Chiapas : Marcos est mort… Vive l’autonomie zapatiste ! Le 24 mai 2014, le sous-commandant Marcos a annoncé sa propre fin : «  Je déclare que je cesse d’exister. » Ultime pirouette d’une icône altermondialiste ou réelle avancée du sentiment collectif aux dépens d’un culte de la personnalité résiduel ? Quel sens donner à cette mort symbolique ?

Culture : De la monoculture en Avignon À qui profite le festival d’Avignon ? Aux Avignonnais ? Aux compagnies ? Aux saisonniers de la restauration ? De la même manière que les nouveaux accords Unedic nuisent à tous, le festival repose sur une débauche de précarité. Par ricochet, une grève des comédiens met en lumière combien la ville est pieds et poings liés à l’industrie touristique. « Ce que nous défendons, nous le défendons pour tous », disent les grévistes. Pensent-ils si bien dire ?
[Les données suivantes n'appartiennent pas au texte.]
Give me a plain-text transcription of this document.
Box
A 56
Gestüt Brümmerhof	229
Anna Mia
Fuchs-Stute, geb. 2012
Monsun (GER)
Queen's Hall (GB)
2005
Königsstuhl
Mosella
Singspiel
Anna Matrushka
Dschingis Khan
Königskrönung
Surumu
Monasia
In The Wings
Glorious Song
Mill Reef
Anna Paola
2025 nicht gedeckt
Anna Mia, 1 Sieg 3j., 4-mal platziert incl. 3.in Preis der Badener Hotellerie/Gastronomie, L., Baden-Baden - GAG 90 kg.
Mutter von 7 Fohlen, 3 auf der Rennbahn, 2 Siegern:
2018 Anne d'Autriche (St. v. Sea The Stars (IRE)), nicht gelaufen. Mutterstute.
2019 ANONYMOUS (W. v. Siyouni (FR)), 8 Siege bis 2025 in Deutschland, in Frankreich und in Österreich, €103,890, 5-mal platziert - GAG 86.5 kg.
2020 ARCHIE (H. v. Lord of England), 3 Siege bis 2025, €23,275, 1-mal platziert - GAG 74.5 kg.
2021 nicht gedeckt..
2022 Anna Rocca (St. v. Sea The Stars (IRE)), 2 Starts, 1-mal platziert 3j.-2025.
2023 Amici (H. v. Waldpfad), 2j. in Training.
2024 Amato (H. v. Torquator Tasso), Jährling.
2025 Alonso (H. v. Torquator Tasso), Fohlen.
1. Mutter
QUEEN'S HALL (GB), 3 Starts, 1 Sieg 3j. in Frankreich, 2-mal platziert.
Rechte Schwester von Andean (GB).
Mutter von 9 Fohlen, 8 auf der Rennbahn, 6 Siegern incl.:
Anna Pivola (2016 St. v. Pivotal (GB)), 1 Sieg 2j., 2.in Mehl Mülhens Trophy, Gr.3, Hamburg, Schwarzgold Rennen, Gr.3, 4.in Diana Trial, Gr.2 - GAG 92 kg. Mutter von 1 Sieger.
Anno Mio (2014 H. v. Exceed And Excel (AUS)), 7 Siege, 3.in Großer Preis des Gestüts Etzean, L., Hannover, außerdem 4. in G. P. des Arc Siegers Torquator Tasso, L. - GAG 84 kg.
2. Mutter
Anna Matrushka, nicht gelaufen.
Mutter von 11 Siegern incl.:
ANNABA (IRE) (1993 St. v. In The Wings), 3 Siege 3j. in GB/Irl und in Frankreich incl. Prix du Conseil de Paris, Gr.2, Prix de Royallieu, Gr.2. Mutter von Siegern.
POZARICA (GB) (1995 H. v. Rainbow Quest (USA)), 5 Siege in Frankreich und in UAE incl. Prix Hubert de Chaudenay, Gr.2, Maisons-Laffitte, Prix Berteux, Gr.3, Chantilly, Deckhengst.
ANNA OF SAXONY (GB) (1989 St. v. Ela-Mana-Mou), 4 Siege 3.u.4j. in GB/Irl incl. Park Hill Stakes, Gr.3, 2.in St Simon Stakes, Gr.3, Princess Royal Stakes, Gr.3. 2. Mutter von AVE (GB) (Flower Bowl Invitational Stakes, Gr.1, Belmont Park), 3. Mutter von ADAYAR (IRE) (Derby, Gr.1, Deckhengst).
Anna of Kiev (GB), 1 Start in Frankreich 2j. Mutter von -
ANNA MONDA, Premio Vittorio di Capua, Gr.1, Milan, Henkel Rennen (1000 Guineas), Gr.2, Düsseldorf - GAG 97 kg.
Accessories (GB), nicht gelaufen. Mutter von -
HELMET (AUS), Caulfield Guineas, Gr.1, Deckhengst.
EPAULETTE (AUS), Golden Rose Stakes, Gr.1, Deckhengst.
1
Greenwashing : Des assises de la biodiversité en béton Tout oppose le rouleau compresseur des aménageurs de territoire au fragile équilibre des milieux naturels. Lors des quatrièmes Assises nationales de la biodiversité les 23 et 24 juin à Montpellier, les bonimenteurs de l’ingénierie écologique ont tenté de muer bétonneurs en sauveurs des petites bêtes…

Extrêmes droites : La Nouvelle Droite dans la face Depuis près de quarante ans la – plus tellement – Nouvelle Droite voudrait brouiller les schémas classiques de l’extrême droite à force de puiser des arguments dans la critique socialiste, anti-industrielle et écologique. Elle va jusqu’à titrer un numéro de sa revue Éléments : « La Nouvelle Droite est-elle de gauche ? », profitant des faiblesses de la gauche lâche et moribonde pour prétendre la doubler… sur sa gauche. Mais en grattant le vernis de la complexité intellectuelle réapparaissent vite les vieilles lunes anti-égalitaires et identitaires. Stéphane François qui a publié Au-delà des vents du Nord : L’extrême droite française, le pôle Nord et les Indo-Européens (PUL, 2014) revient sur l’influence réelle de ce courant.

Scène : Les artistes ne sont pas tous autistes, mais tous les autistes sont des artistes Ce Blanche Neige est un spectacle que peu verront. Joué en grande partie par des acteurs en situation de handicap mental, peu de salles lui ouvriront leurs portes. Rencontre avec le théâtre du Cristal, une compagnie pas comme les autres, certes, mais qui voudrait l’être un peu plus.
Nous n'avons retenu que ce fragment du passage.